Tenun ikat sumba adalah salah satu warisan indonesia kepada dunia yang tidak ternilai harganya. Usaha yang membutuhkan proses panjang dan tingkat kesulitan yang cukup tinggi, membuat tenun ikat sumba menjadi sebuah mahakarya anak bangsa yang luar biasa.
Banyak elemen yang berperan serta dalam pembuatan sebuah kain tenun ikat sumba, yang salah satunya adalah para wanita sumba, atau biasa juga disebut sebagai rambu dalam bahasa setempat. Tidak hanya hebat, tetapi mereka dengan sabar membuat, menjaga dan melestarikan budaya tenun ikat ini tanpa kenal lelah dan putus asa serta memperkenalkannya kepada dunia bagaimana indahnya warisan leluhur tana humba ini.

Dalam rangka Hari Perempuan Internasional, inilah potret wanita-wanita tangguh pejuang tenun ikat dari Sumba :

Perempuan yang akrab dipanggil Mama Dan, adalah salah satu tokoh pelestari tenun ikat dengan pewarna alami di Desa Lambanapu, Sumba Timur, (NTT). Foto : Wisuda/Mongabay Indonesia
Agustina Kahi Atanau. Perempuan yang biasa dipanggil Mama Dan, adalah salah satu tokoh pelestari tenun ikat dengan pewarna alami di Desa Lambanapu, Sumba Timur, Nusa Tenggara Timur (NTT).
Perjuangannya untuk menjaga warisan leluhurnya ini, patut diacungi jempol, bahkan di usianya yang sudah tidak muda lagi, yaitu 64 tahun. Walaupun sekarang sudah sembuh dari sakit kataraknya, karena dioperasi di awal tahun 2017 lalu,
Mama Dan pernah melewati saat-saat memotivasi, menggerakkan, dan melestarikan orang-orang desanya untuk tetap melakukan pembuatan tenun ikat dengan pewarna alami di tengah sakit kataraknya.
baca : Reza Rahardian ‘Malak’ Demi Air di Desa Napu

Tenun ikat sumba ini memang mempunyai harga yang relatif mahal, tetapi ini bukannya tanpa alasan. Untuk menjadi sebuah tenun ikat, seorang rambu harus melalui sedikitnya 42 langkah, termasuk meramu warna dengan bahan dasar hewan dan tumbuhan, seperti kerang, kunyit, umbi-umbian, dan lain sebagainya untuk mmbuat sebuah karya tenun ikat sumba.
Hal itu membuat kain tenun Sumba per lembarnya memerlukan waktu pembuatan sekitar 6 bulan. Harga termurahnya di mulai dari Rp2 juta.

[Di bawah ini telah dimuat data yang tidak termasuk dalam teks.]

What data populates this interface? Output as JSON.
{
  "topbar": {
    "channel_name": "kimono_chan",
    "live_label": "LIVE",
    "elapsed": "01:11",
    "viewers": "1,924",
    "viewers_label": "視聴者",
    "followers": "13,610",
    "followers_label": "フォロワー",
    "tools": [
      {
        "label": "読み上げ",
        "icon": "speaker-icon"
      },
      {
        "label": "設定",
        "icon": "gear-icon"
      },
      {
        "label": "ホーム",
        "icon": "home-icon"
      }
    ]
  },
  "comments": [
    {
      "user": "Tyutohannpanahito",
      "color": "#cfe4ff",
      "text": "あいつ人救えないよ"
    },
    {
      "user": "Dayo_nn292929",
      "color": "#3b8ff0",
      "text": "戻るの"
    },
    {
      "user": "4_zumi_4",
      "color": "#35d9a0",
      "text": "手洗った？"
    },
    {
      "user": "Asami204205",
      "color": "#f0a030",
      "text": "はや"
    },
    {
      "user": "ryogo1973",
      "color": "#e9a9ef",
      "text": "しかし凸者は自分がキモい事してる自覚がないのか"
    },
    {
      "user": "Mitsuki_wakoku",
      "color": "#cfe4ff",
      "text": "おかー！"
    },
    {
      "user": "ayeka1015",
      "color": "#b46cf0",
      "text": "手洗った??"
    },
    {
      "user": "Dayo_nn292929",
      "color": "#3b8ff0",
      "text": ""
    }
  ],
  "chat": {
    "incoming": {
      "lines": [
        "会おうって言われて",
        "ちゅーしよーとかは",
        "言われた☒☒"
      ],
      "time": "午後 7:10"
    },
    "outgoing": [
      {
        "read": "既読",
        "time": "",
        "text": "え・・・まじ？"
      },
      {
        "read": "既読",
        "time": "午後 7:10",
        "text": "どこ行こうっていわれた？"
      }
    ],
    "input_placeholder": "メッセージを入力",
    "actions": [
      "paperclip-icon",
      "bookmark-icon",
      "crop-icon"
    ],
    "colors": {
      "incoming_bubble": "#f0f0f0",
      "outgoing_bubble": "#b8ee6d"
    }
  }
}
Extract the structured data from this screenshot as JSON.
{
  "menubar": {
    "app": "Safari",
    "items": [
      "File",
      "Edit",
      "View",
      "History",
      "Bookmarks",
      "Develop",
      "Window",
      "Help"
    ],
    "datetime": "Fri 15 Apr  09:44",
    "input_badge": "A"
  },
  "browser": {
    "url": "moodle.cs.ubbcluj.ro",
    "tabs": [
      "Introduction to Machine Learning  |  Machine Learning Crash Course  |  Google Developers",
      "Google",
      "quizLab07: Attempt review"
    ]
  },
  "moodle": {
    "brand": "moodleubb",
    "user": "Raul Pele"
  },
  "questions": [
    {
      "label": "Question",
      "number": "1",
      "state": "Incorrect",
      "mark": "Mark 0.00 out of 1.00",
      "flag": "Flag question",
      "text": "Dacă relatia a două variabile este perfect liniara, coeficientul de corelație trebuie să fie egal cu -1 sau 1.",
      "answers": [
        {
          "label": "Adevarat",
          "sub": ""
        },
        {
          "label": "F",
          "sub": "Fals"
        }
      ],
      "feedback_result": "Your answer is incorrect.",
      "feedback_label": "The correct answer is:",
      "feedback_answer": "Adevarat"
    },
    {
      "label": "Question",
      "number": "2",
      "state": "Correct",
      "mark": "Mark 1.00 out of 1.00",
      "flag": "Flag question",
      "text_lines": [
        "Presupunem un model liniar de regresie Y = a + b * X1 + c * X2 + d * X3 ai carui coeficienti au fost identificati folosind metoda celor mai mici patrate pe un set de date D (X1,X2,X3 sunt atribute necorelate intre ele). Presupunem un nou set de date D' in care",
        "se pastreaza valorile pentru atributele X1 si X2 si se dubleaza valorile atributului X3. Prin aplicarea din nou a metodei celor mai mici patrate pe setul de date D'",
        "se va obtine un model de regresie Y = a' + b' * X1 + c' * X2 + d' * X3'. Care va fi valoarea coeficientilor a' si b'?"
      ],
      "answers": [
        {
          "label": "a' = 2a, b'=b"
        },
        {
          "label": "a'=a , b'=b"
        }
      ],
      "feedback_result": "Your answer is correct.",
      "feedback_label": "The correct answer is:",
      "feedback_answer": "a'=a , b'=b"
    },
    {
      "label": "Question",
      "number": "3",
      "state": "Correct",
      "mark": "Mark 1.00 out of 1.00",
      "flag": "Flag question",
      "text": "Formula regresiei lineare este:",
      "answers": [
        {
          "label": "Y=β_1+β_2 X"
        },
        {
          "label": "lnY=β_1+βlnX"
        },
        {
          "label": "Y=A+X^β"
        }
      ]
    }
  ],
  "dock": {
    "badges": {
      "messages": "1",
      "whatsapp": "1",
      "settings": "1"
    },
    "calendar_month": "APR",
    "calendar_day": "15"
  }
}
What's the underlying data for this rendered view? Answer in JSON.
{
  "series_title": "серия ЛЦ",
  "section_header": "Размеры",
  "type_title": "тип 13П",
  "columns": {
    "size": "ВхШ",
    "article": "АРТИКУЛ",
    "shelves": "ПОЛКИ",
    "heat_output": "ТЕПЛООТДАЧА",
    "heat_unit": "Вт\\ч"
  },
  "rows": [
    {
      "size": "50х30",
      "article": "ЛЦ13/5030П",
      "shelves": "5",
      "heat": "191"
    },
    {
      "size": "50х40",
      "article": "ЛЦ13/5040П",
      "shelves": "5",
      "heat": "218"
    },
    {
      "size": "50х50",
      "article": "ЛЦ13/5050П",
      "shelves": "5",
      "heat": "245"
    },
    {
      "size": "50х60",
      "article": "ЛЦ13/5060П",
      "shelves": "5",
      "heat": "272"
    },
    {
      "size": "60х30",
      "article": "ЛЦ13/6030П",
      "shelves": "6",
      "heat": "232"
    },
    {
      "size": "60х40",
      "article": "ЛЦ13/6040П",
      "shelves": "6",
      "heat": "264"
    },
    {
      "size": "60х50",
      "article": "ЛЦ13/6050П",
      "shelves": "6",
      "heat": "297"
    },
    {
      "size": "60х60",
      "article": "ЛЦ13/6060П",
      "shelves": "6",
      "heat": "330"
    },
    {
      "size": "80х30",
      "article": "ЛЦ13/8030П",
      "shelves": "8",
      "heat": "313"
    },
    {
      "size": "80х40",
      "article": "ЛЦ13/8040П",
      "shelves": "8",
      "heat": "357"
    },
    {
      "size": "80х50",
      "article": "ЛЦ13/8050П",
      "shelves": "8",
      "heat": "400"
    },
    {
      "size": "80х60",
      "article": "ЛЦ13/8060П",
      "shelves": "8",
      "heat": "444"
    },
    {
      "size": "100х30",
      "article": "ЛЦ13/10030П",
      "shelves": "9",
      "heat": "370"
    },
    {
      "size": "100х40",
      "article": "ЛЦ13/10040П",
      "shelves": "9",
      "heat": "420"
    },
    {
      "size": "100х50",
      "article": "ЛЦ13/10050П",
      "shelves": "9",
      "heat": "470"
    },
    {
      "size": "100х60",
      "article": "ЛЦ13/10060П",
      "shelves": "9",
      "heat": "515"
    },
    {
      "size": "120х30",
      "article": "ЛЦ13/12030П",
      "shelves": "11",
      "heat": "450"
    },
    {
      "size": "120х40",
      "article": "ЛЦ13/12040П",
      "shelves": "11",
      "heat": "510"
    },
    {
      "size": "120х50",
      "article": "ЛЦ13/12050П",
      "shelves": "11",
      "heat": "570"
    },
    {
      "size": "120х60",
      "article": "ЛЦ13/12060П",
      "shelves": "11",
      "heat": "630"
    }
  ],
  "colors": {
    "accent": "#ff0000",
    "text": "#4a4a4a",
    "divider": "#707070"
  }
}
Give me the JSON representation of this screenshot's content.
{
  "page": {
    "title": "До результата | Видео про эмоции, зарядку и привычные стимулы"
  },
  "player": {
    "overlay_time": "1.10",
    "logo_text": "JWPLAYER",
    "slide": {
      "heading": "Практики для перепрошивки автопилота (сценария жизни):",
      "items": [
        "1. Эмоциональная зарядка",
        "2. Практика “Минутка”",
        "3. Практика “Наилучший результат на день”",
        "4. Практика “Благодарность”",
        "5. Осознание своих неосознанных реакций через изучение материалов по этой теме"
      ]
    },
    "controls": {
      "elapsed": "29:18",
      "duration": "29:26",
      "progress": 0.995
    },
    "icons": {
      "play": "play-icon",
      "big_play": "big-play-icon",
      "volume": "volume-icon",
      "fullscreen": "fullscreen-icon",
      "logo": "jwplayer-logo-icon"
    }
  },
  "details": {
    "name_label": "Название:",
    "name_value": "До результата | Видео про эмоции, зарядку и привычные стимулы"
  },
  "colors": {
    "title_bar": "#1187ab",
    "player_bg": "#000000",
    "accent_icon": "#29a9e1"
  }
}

Di kampung Mama Dan, Lambanapu, ada perkumpulan warga pembuat tenun ikat yang bernama Paluanda Lama Hamu, yang tetap serius dan konsisten pada pewarna alami tenun ikat. Dan tidak pernah sedikit pun tergoda untuk membuat tenun ikat dengan pewarna tiruan dan sintetis, yang tentu saja harganya lebih murah, walaupun dengan kualitas yang jauh di bawah tenun ikat dengan pewarna alami.

Selain wanita-wanita tua, Mama Dan juga mengajari gadis-gadis muda untuk regenerasi dalam melestarikan tenun ikat sumba dengan pewarna alami. Mama Dan sendiri sadar, bahwa umur pasti akan membuatnya semakin lemah dan tidak berdaya. Karena itu, perlu adanya regenerasi dengan mentransfer ilmu tentang tenun ikat pewarna alami sumba kepada generasi berikutnya. Dan Mama Dan, memulainya dari remaja sampai wanita dewasa.

Kain sumba sekarang sudah banyak dijadikan model fashion etnik yang mendunia. Karena desainnya yang tak ada duanya , dan tentu saja kualitasnya yang juga istimewa, karena dibuat dengan pewarna alami, tenun ikat sumba sudah mulai digunakan sebagai pakaian atau trend model akhir-akhir ini.